The ratings agency downgraded Spain to A (low) and held Ireland at the same rating, making DBRS the last of the four agencies used by the ECB to keep the sovereigns at the A level.
A drop below the A level would have led the ECB to charge banks an additional 5 percent penalty for using Spain's and Ireland's bonds as collateral.
The decision by DBRS comes after ECB President Mario Draghi raised expectations last week that the central bank could act soon to stem pressure that has made it costlier for fiscally troubled countries such as Spain to borrow money.
"It is clearly in the interest of the core of Europe to support the whole of the euro zone," said Fergus McCormick, the head of sovereign ratings for DBRS.
"We are assuming that there will be continued support of most if not all the members of the euro zone indefinitely. Otherwise these credits would be much lower because they're under major pressure."
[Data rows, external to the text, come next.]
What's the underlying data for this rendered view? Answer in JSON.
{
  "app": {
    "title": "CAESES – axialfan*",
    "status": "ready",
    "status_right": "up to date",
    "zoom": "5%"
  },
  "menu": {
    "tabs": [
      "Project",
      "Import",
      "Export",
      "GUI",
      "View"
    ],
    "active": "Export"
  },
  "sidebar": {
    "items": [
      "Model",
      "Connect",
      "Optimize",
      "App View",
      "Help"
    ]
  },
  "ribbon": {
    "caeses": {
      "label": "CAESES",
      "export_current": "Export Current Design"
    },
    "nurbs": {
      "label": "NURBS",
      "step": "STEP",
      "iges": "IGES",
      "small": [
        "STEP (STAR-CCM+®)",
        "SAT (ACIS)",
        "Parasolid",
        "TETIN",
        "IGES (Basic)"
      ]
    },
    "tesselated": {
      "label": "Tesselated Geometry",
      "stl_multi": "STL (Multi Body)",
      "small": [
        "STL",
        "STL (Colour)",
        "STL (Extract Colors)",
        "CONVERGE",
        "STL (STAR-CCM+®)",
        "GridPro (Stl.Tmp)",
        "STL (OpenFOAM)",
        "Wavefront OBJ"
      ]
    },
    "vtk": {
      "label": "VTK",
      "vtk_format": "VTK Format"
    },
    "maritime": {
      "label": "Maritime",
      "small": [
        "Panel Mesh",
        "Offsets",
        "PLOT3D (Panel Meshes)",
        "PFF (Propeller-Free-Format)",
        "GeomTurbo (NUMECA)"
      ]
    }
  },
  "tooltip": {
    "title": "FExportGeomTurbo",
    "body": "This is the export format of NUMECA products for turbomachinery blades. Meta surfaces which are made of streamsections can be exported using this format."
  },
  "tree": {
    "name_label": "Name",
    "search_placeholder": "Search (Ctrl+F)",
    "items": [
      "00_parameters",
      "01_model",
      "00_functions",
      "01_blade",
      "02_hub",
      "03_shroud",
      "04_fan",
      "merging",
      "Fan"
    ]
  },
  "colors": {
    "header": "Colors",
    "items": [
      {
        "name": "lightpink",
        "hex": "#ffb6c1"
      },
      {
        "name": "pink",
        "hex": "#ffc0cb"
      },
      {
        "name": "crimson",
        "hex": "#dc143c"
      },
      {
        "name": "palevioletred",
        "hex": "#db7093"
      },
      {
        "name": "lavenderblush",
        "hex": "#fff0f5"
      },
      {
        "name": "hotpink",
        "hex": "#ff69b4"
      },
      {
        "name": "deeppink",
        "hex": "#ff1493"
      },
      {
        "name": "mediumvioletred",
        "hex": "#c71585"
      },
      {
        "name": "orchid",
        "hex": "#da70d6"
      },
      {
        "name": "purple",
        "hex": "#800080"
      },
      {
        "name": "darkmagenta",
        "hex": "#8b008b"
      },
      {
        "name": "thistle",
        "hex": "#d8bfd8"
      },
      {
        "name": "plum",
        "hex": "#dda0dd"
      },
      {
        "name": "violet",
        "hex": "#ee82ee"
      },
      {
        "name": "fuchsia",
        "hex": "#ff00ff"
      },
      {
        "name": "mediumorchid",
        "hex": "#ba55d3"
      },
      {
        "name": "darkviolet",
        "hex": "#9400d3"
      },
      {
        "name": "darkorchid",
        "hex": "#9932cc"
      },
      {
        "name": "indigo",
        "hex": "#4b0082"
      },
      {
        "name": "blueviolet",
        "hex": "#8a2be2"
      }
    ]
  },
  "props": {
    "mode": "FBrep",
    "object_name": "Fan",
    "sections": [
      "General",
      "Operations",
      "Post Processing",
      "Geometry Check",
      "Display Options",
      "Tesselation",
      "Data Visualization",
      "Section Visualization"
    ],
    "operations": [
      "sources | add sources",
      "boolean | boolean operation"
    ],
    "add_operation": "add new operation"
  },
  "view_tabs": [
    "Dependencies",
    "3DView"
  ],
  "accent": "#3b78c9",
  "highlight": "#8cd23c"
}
The agency also downgraded Italy to A from A (high). Because Italy holds an A-minus rating from Fitch, the DBRS rating was not crucial to avoiding the ECB's punitive charge.
DBRS cited several factors in its downgrade of Spain, including a gloomier outlook for economic growth and resulting headwinds in closing a budget gap.
In contrast, DBRS cited Ireland for "tentative signs of stabilization,... progress reducing fiscal imbalances, and the restoration of lost competitiveness as reflected by two consecutive years of current account surpluses."
Nonetheless, the negative trends on all three ratings underscore the risks the euro zone debt crisis still poses, ranging from the hit to domestic demand to losses among regional trade partners.
"It's not only a homegrown risk now, it's also systemic, it's euro-zone wide," McCormick said of Spain.
DBRS gained significance in Europe at the start of 2008 when the ECB added it to the list of firms whose ratings govern which bonds can be used as collateral in its lending operations.
Moody's Investors Service rates Ireland Ba1; Standard & Poor's, BBB-plus; and Fitch, BBB-plus.
Spain is rated Baa3 from Moody's Investors Service, BBB-plus from Standard & Poor's; and BBB from Fitch.
Moody's Investors Service rates Italy Baa2 while Standard & Poor's rates the country BBB-plus.